Olhando para trás, o East Village dos anos 60 e 70 parece incrível de tantas maneiras. Mas também era meio um buraco de rato. A população era extremamente pobre e as ruas estavam degradadas, repletas de prostitutas, traficantes, crime e desespero em todas as formas. Era onde os artistas moravam, não onde exibiam. A maioria das galerias na época estava em SoHo. Mas apenas uma geração antes, nos anos 1960, SoHo também era uma bagunça dilapidada. Artistas e galerias inundaram o local em busca de grandes espaços e aluguéis baratos. Então os aluguéis começaram a subir. Quando Ronald Reagan foi eleito presidente em 1980 e a recessão terminou, o mercado imobiliário de Nova York disparou e SoHo se tornou absolutamente inacessível. Ficou claro para os comerciantes de arte que, se quisessem fazer algo novo e interessante em Nova York, teriam que ir para outro lugar.
Roy Colmer - Untitled (Reflections on a Car Hood), Acrylic on canvas, 1968, photo via igavelauctions.com
Hora da diversão
O East Village se tornou o novo SoHo em 1981, quando Patti Astor abriu o que é amplamente considerado a primeira galeria de arte do bairro. Astor era uma amiga próxima e colaboradora frequente de vários dos rappers underground, punk rockers, artistas de graffiti e cineastas mais badalados da cidade. Ela escolheu um prédio de apartamentos deteriorado no East Village como o local para seu novo espaço de exposição experimental: FUN Gallery. Lá, ela ajudou a impulsionar as carreiras de artistas de rua como Lady Pink e Futura 2000, e deu grandes exposições iniciais a Jean-Michel Basquiat e Keith Haring. A FUN Gallery iniciou uma corrida por terrenos no East Village. Galerias surgiram semanalmente.
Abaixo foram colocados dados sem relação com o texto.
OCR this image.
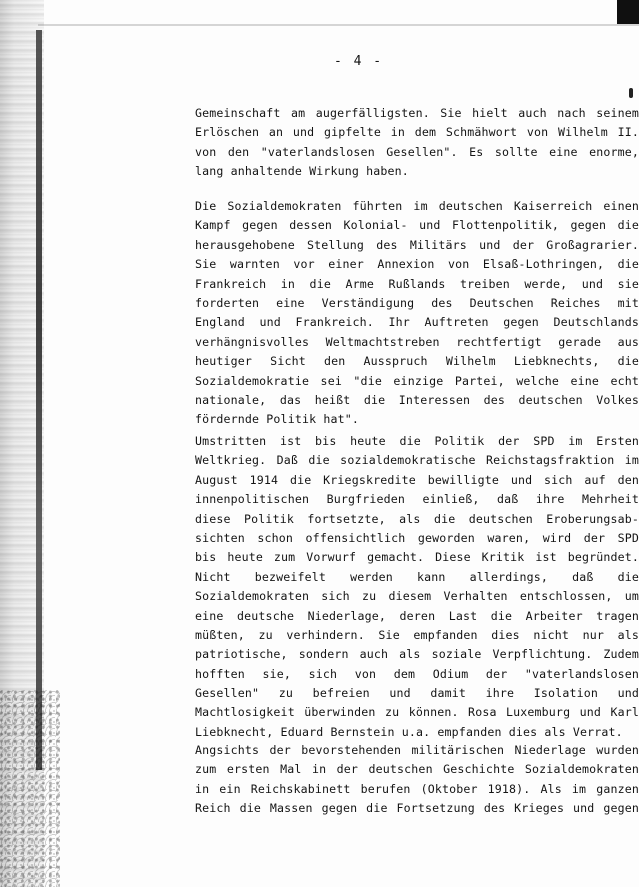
- 4 -
Gemeinschaft am augerfälligsten. Sie hielt auch nach seinem
Erlöschen an und gipfelte in dem Schmähwort von Wilhelm II.
von den "vaterlandslosen Gesellen". Es sollte eine enorme,
lang anhaltende Wirkung haben.
Die Sozialdemokraten führten im deutschen Kaiserreich einen
Kampf gegen dessen Kolonial- und Flottenpolitik, gegen die
herausgehobene Stellung des Militärs und der Großagrarier.
Sie warnten vor einer Annexion von Elsaß-Lothringen, die
Frankreich in die Arme Rußlands treiben werde, und sie
forderten eine Verständigung des Deutschen Reiches mit
England und Frankreich. Ihr Auftreten gegen Deutschlands
verhängnisvolles Weltmachtstreben rechtfertigt gerade aus
heutiger Sicht den Ausspruch Wilhelm Liebknechts, die
Sozialdemokratie sei "die einzige Partei, welche eine echt
nationale, das heißt die Interessen des deutschen Volkes
fördernde Politik hat".
Umstritten ist bis heute die Politik der SPD im Ersten
Weltkrieg. Daß die sozialdemokratische Reichstagsfraktion im
August 1914 die Kriegskredite bewilligte und sich auf den
innenpolitischen Burgfrieden einließ, daß ihre Mehrheit
diese Politik fortsetzte, als die deutschen Eroberungsab-
sichten schon offensichtlich geworden waren, wird der SPD
bis heute zum Vorwurf gemacht. Diese Kritik ist begründet.
Nicht bezweifelt werden kann allerdings, daß die
Sozialdemokraten sich zu diesem Verhalten entschlossen, um
eine deutsche Niederlage, deren Last die Arbeiter tragen
müßten, zu verhindern. Sie empfanden dies nicht nur als
patriotische, sondern auch als soziale Verpflichtung. Zudem
hofften sie, sich von dem Odium der "vaterlandslosen
Gesellen" zu befreien und damit ihre Isolation und
Machtlosigkeit überwinden zu können. Rosa Luxemburg und Karl
Liebknecht, Eduard Bernstein u.a. empfanden dies als Verrat.
Angsichts der bevorstehenden militärischen Niederlage wurden
zum ersten Mal in der deutschen Geschichte Sozialdemokraten
in ein Reichskabinett berufen (Oktober 1918). Als im ganzen
Reich die Massen gegen die Fortsetzung des Krieges und gegen
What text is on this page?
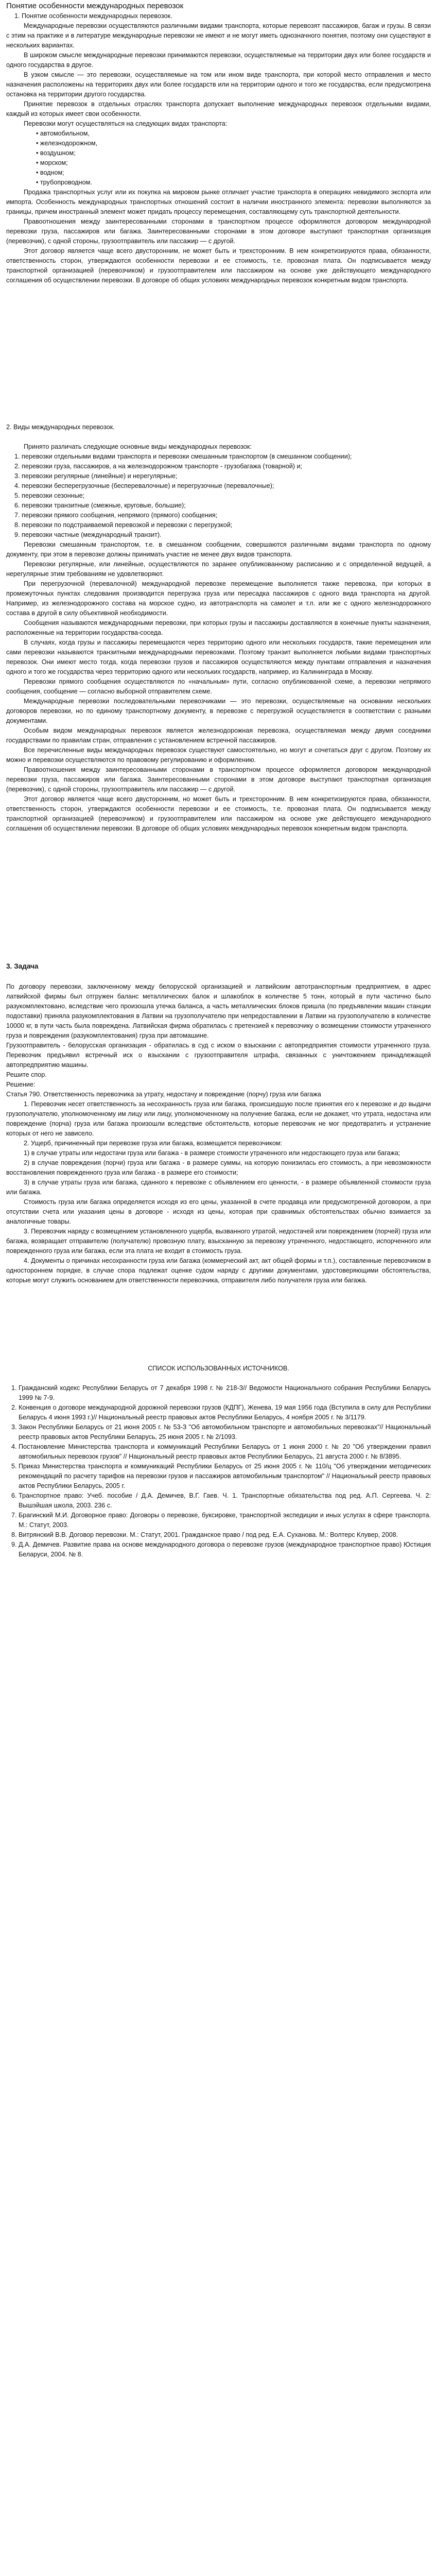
Понятие особенности международных перевозок
1. Понятие особенности международных перевозок.

Международные перевозки осуществляются различными видами транспорта, которые перевозят пассажиров, багаж и грузы. В связи с этим на практике и в литературе международные перевозки не имеют и не могут иметь однозначного понятия, поэтому они существуют в нескольких вариантах.

В широком смысле международные перевозки принимаются перевозки, осуществляемые на территории двух или более государств и одного государства в другое.

В узком смысле — это перевозки, осуществляемые на том или ином виде транспорта, при которой место отправления и место назначения расположены на территориях двух или более государств или на территории одного и того же государства, если предусмотрена остановка на территории другого государства.

Принятие перевозок в отдельных отраслях транспорта допускает выполнение международных перевозок отдельными видами, каждый из которых имеет свои особенности.

Перевозки могут осуществляться на следующих видах транспорта:

• автомобильном,

• железнодорожном,

• воздушном;

• морском;

• водном;

• трубопроводном.

Продажа транспортных услуг или их покупка на мировом рынке отличает участие транспорта в операциях невидимого экспорта или импорта. Особенность международных транспортных отношений состоит в наличии иностранного элемента: перевозки выполняются за границы, причем иностранный элемент может придать процессу перемещения, составляющему суть транспортной деятельности.

Правоотношения между заинтересованными сторонами в транспортном процессе оформляются договором международной перевозки груза, пассажиров или багажа. Заинтересованными сторонами в этом договоре выступают транспортная организация (перевозчик), с одной стороны, грузоотправитель или пассажир — с другой.

Этот договор является чаще всего двусторонним, не может быть и трехсторонним. В нем конкретизируются права, обязанности, ответственность сторон, утверждаются особенности перевозки и ее стоимость, т.е. провозная плата. Он подписывается между транспортной организацией (перевозчиком) и грузоотправителем или пассажиром на основе уже действующего международного соглашения об осуществлении перевозки. В договоре об общих условиях международных перевозок конкретным видом транспорта.

2. Виды международных перевозок.

Принято различать следующие основные виды международных перевозок:

1. перевозки отдельными видами транспорта и перевозки смешанным транспортом (в смешанном сообщении);
2. перевозки груза, пассажиров, а на железнодорожном транспорте - грузобагажа (товарной) и;
3. перевозки регулярные (линейные) и нерегулярные;
4. перевозки бесперегрузочные (бесперевалочные) и перегрузочные (перевалочные);
5. перевозки сезонные;
6. перевозки транзитные (смежные, круговые, большие);
7. перевозки прямого сообщения, непрямого (прямого) сообщения;
8. перевозки по подстраиваемой перевозкой и перевозки с перегрузкой;
9. перевозки частные (международный транзит).

Перевозки смешанным транспортом, т.е. в смешанном сообщении, совершаются различными видами транспорта по одному документу, при этом в перевозке должны принимать участие не менее двух видов транспорта.

Перевозки регулярные, или линейные, осуществляются по заранее опубликованному расписанию и с определенной ведущей, а нерегулярные этим требованиям не удовлетворяют.

При перегрузочной (перевалочной) международной перевозке перемещение выполняется также перевозка, при которых в промежуточных пунктах следования производится перегрузка груза или пересадка пассажиров с одного вида транспорта на другой. Например, из железнодорожного состава на морское судно, из автотранспорта на самолет и т.п. или же с одного железнодорожного состава в другой в силу объективной необходимости.

Сообщения называются международными перевозки, при которых грузы и пассажиры доставляются в конечные пункты назначения, расположенные на территории государства-соседа.

В случаях, когда грузы и пассажиры перемещаются через территорию одного или нескольких государств, такие перемещения или сами перевозки называются транзитными международными перевозками. Поэтому транзит выполняется любыми видами транспортных перевозок. Они имеют место тогда, когда перевозки грузов и пассажиров осуществляются между пунктами отправления и назначения одного и того же государства через территорию одного или нескольких государств, например, из Калининграда в Москву.

Перевозки прямого сообщения осуществляются по «начальным» пути, согласно опубликованной схеме, а перевозки непрямого сообщения, сообщение — согласно выборной отправителем схеме.

Международные перевозки последовательными перевозчиками — это перевозки, осуществляемые на основании нескольких договоров перевозки, но по единому транспортному документу, в перевозке с перегрузкой осуществляется в соответствии с разными документами.

Особым видом международных перевозок является железнодорожная перевозка, осуществляемая между двумя соседними государствами по правилам стран, отправления с установлением встречной пассажиров.

Все перечисленные виды международных перевозок существуют самостоятельно, но могут и сочетаться друг с другом. Поэтому их можно и перевозки осуществляются по правовому регулированию и оформлению.

Правоотношения между заинтересованными сторонами в транспортном процессе оформляется договором международной перевозки груза, пассажиров или багажа. Заинтересованными сторонами в этом договоре выступают транспортная организация (перевозчик), с одной стороны, грузоотправитель или пассажир — с другой.

Этот договор является чаще всего двусторонним, но может быть и трехсторонним. В нем конкретизируются права, обязанности, ответственность сторон, утверждаются особенности перевозки и ее стоимость, т.е. провозная плата. Он подписывается между транспортной организацией (перевозчиком) и грузоотправителем или пассажиром на основе уже действующего международного соглашения об осуществлении перевозки. В договоре об общих условиях международных перевозок конкретным видом транспорта.

3. Задача

По договору перевозки, заключенному между белорусской организацией и латвийским автотранспортным предприятием, в адрес латвийской фирмы был отгружен баланс металлических балок и шлакоблок в количестве 5 тонн, который в пути частично было разукомплектовано, вследствие чего произошла утечка баланса, а часть металлических блоков пришла (по предъявлении машин станции подоставки) приняла разукомплектования в Латвии на грузополучателю при непредоставлении в Латвии на грузополучателю в количестве 10000 кг, в пути часть была повреждена. Латвийская фирма обратилась с претензией к перевозчику о возмещении стоимости утраченного груза и повреждения (разукомплектования) груза при автомашине.

Грузоотправитель - белорусская организация - обратилась в суд с иском о взыскании с автопредприятия стоимости утраченного груза. Перевозчик предъявил встречный иск о взыскании с грузоотправителя штрафа, связанных с уничтожением принадлежащей автопредприятию машины.

Решите спор.

Решение:

Статья 790. Ответственность перевозчика за утрату, недостачу и повреждение (порчу) груза или багажа

1. Перевозчик несет ответственность за несохранность груза или багажа, происшедшую после принятия его к перевозке и до выдачи грузополучателю, уполномоченному им лицу или лицу, уполномоченному на получение багажа, если не докажет, что утрата, недостача или повреждение (порча) груза или багажа произошли вследствие обстоятельств, которые перевозчик не мог предотвратить и устранение которых от него не зависело.

2. Ущерб, причиненный при перевозке груза или багажа, возмещается перевозчиком:

1) в случае утраты или недостачи груза или багажа - в размере стоимости утраченного или недостающего груза или багажа;

2) в случае повреждения (порчи) груза или багажа - в размере суммы, на которую понизилась его стоимость, а при невозможности восстановления поврежденного груза или багажа - в размере его стоимости;

3) в случае утраты груза или багажа, сданного к перевозке с объявлением его ценности, - в размере объявленной стоимости груза или багажа.

Стоимость груза или багажа определяется исходя из его цены, указанной в счете продавца или предусмотренной договором, а при отсутствии счета или указания цены в договоре - исходя из цены, которая при сравнимых обстоятельствах обычно взимается за аналогичные товары.

3. Перевозчик наряду с возмещением установленного ущерба, вызванного утратой, недостачей или повреждением (порчей) груза или багажа, возвращает отправителю (получателю) провозную плату, взысканную за перевозку утраченного, недостающего, испорченного или поврежденного груза или багажа, если эта плата не входит в стоимость груза.

4. Документы о причинах несохранности груза или багажа (коммерческий акт, акт общей формы и т.п.), составленные перевозчиком в одностороннем порядке, в случае спора подлежат оценке судом наряду с другими документами, удостоверяющими обстоятельства, которые могут служить основанием для ответственности перевозчика, отправителя либо получателя груза или багажа.

СПИСОК ИСПОЛЬЗОВАННЫХ ИСТОЧНИКОВ.

1. Гражданский кодекс Республики Беларусь от 7 декабря 1998 г. № 218-З// Ведомости Национального собрания Республики Беларусь 1999 № 7-9.
2. Конвенция о договоре международной дорожной перевозки грузов (КДПГ), Женева, 19 мая 1956 года (Вступила в силу для Республики Беларусь 4 июня 1993 г.)// Национальный реестр правовых актов Республики Беларусь, 4 ноября 2005 г. № 3/1179.
3. Закон Республики Беларусь от 21 июня 2005 г. № 53-З "Об автомобильном транспорте и автомобильных перевозках"// Национальный реестр правовых актов Республики Беларусь, 25 июня 2005 г. № 2/1093.
4. Постановление Министерства транспорта и коммуникаций Республики Беларусь от 1 июня 2000 г. № 20 "Об утверждении правил автомобильных перевозок грузов" // Национальный реестр правовых актов Республики Беларусь, 21 августа 2000 г. № 8/3895.
5. Приказ Министерства транспорта и коммуникаций Республики Беларусь от 25 июня 2005 г. № 110/ц "Об утверждении методических рекомендаций по расчету тарифов на перевозки грузов и пассажиров автомобильным транспортом" // Национальный реестр правовых актов Республики Беларусь, 2005 г.
6. Транспортное право: Учеб. пособие / Д.А. Демичев, В.Г. Гаев. Ч. 1. Транспортные обязательства под ред. А.П. Сергеева. Ч. 2: Вышэйшая школа, 2003. 236 с.
7. Брагинский М.И. Договорное право: Договоры о перевозке, буксировке, транспортной экспедиции и иных услугах в сфере транспорта. М.: Статут, 2003.
8. Витрянский В.В. Договор перевозки. М.: Статут, 2001. Гражданское право / под ред. Е.А. Суханова. М.: Волтерс Клувер, 2008.
9. Д.А. Демичев. Развитие права на основе международного договора о перевозке грузов (международное транспортное право) Юстиция Беларуси, 2004. № 8.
Dentro de alguns anos, o bairro se tornou o epicentro de movimentos artísticos tão esteticamente diversos quanto Neo-Expressionismo, Neo-Pop e Street Art.
As enormes pilhas de dinheiro que chegavam criaram um ciclo de investimento que elevou os aluguéis e trouxe novos desenvolvimentos para a área. Isso criou uma divisão entre os moradores locais. A maioria ainda era extremamente pobre. Os proprietários pararam de manter as propriedades na esperança de que os residentes deixassem seus apartamentos com aluguel controlado. Um recorte de jornal da época relata que toda a parede dos fundos de um prédio de apartamentos de médio porte na área desabou por negligência. Enquanto isso, o bairro também era o centro da epidemia de AIDS em Nova York. Basicamente, o East Village era o epítome da América da era Reagan: dinheiro, celebridades, drogas e morte cercados por pessoas comuns apenas lutando para sobreviver.
Keith Haring - Untitled (Fun Gallery Exhibition), 1983, Offset lithograph, 29 × 23 in, 73.7 × 58.4 cm, Artificial Gallery, London, © Keith Haring
Fim de uma era
Em 1985, a FUN Gallery fechou devido ao declínio do interesse do mercado pela arte de rua. O East Village Eye publicou sua última edição em janeiro de 1987. Pouco depois, ficou evidente que o conhecido residente local Joel Rifkin havia estrangulado prostitutas até a morte em sua caminhonete por anos no bairro, enquanto todos os outros estavam usando cocaína e se tornando famosos. Em meados da década de 1990, a área havia se transformado completamente, a tempo de ser imortalizada na peça da Broadway Rent como uma área onde tipos criativos em dificuldades vivem, amam e morrem enquanto tentam se destacar na cidade que nunca dorme.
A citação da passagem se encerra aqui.